If the law were to be changed and the legal marriageable age were to be brought up to 21 for girls too, let’s find out who are the interested parties:

  • In much of conservative India, the girl child is still not being given that much importance. The aim is still to marry the girl off, an event the parents are looking forward to with a high sense of urgency and hurry, and much of their life has revolved around getting done with that event. These girls are an interested party to such a change in law.
  • There are girls in urban, progressive India who are not ready to get married and find 18 and even 21 a very young age for marriage. So, they are ignoring this legal minimum limit anyway—it doesn’t matter to them whether this minimum age be 18 or 21; they will most likely marry only after at least 23 or 24, because they are independent and have their own ambitions. They are not an interested party to such a change in law.
  • Then, there are girls in urban, progressive India who are on their path to ambition but are being forced to marry by their family once they reach 18. They are an interested party to such a change in law, because it breaks their journey.

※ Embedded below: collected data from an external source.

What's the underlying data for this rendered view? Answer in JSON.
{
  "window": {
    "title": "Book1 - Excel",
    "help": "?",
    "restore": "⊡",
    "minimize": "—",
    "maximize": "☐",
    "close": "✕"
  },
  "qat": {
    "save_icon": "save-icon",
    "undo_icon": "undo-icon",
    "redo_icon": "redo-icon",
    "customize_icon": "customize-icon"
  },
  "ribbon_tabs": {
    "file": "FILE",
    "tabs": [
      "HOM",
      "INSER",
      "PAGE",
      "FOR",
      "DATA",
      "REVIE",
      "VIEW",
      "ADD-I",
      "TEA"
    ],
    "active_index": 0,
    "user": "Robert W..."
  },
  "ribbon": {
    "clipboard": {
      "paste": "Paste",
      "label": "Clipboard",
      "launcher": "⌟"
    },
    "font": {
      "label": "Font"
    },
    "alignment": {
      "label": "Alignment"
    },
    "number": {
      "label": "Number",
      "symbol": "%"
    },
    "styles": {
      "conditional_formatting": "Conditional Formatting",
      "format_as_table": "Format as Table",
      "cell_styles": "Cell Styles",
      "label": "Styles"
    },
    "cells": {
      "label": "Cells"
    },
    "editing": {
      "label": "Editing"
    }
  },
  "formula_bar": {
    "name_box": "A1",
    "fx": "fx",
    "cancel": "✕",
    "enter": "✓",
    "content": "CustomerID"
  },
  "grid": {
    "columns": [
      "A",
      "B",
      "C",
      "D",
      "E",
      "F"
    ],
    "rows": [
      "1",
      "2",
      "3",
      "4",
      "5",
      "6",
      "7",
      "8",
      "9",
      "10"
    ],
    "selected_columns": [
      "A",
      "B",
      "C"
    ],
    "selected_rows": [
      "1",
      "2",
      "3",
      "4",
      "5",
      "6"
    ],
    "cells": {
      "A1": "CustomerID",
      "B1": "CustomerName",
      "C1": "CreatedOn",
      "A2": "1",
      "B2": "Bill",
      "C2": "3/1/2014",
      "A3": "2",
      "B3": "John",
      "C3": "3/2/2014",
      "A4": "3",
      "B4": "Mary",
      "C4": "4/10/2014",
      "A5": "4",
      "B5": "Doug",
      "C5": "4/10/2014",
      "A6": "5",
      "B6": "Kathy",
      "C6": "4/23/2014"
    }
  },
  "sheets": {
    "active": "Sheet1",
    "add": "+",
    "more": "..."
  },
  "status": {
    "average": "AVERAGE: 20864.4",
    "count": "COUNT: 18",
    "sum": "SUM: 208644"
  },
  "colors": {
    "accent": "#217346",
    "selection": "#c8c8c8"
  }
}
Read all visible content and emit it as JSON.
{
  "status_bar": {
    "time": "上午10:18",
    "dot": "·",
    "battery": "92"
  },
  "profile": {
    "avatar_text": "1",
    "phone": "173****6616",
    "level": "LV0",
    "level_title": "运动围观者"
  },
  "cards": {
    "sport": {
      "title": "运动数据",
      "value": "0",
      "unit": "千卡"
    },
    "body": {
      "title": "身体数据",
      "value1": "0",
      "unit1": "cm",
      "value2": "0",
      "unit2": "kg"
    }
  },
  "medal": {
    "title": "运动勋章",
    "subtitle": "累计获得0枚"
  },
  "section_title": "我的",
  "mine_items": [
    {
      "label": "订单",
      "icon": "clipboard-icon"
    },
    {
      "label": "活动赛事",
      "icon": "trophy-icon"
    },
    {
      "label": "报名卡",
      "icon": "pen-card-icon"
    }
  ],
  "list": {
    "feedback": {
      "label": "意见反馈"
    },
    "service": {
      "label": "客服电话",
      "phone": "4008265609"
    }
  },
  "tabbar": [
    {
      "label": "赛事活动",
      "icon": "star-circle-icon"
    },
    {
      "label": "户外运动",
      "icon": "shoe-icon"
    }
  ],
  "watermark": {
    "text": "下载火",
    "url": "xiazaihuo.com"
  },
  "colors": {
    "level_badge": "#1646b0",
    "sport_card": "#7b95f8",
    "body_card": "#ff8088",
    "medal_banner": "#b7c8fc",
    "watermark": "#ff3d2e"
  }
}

So, there are only two interested parties here:

  • girls in conservative India (forming a large part of the population) for whose parents marriage is an urgent issue to get done with.
  • girls who would not have liked to get married at 18, are educated and ambitious, but are being forced to marry at 18.

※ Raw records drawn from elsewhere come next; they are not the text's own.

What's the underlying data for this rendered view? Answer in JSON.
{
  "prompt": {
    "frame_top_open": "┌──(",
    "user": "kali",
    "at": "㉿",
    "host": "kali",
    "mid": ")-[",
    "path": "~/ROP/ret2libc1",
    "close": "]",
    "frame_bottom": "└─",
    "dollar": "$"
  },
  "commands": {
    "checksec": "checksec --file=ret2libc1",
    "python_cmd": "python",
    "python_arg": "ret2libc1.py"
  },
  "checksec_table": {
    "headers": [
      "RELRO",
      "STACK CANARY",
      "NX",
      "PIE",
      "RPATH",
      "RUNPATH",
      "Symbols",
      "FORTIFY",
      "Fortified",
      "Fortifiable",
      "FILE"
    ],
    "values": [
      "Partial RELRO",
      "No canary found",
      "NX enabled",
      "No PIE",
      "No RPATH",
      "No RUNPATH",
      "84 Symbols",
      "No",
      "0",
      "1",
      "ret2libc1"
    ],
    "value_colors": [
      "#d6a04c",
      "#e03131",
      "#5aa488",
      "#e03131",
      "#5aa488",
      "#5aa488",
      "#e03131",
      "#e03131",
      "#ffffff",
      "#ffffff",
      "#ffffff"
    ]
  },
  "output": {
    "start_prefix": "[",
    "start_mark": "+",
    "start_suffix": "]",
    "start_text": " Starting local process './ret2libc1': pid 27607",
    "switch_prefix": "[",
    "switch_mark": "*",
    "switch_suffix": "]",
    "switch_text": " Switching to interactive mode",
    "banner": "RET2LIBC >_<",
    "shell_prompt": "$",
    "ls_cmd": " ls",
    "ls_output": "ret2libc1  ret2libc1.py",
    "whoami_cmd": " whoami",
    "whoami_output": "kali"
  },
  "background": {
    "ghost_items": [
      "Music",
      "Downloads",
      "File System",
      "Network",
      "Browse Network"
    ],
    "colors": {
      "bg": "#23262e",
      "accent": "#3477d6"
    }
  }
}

How does the change of legal limit from 18 to 21 impacts them:

  • For the girls of the first kind, there’s a very high chance they have been educated very nominally, and their life awaits marriage as the sole closest aim. They have been brought up that way by their parents with regressive mindsets. If you know India, you know that such situations are widely prevalent in rural India. They may have developed some respect for the girl child with changing times, but marriage remains the sole aim. If the legal limit is made 21, these girls become a liability to the family for a further 3  years, and it’s likely that they will be subjected to more disrespect and torture. Why? Because the law is helping such a girl waste 3 years for a father who is otherwise waiting to get her married and take a sigh of relief. Such a girl may attempt to prove herself employable and an asset, but such attempts are likely to be met with distaste and will be unwelcome. It is better to marry this girl at 18, when she reaches adulthood, and quickly go into the situation the rest of her life is destined to be spent in, instead of leading a life that is constantly told to her is temporary. Because, even if she is married off at 25, there is no guarantee that the marriage will be of her choice.
  • For the girls of the second kind, I think the issue is not of legal limit. Because even if the age is moved to 21, they are still likely to be forced to marry to a groom not of her choice, and her ambitions and choices will always be looked at unpleasantly. Bad things will always happen in our society, and forced marriage is the issue here, not the legal minimum age. The legal limit is based on psychological and social information, and is more of less uniform throughout the world. If the girl tries to stamp her ambitions and goes ahead with them, no one can stop her, and no one can forcibly marry her off.

I think forced marriage is a bigger crime to be discussed. Eighteen is psychologically the “just-enough” age for marriage, because a person at this age is expected to have attained basic levels of employability to sustain a family (familial aspect of marriage), puberty (sexual component of marriage), and social and emotional skills to sustain a marriage. It would be great if the minimum were something like 20, and the same for the boy and the girl, but for a country like India, it makes sense to have it as 18 and 21 (18 for girls because of reasons mentioned above, and 21 for boys because of the societal set-up).

Most of us feel we are too young even at 21 to get married only because we have been conditioned to feel so, and our path in life has been designed by our parents that way since birth. It doesn’t necessarily make 18 or 21 unsuitable ages for marriage. By setting the legal limit to 18, the law does not force us to marry at 18, it just suggests that you should not marry before 18.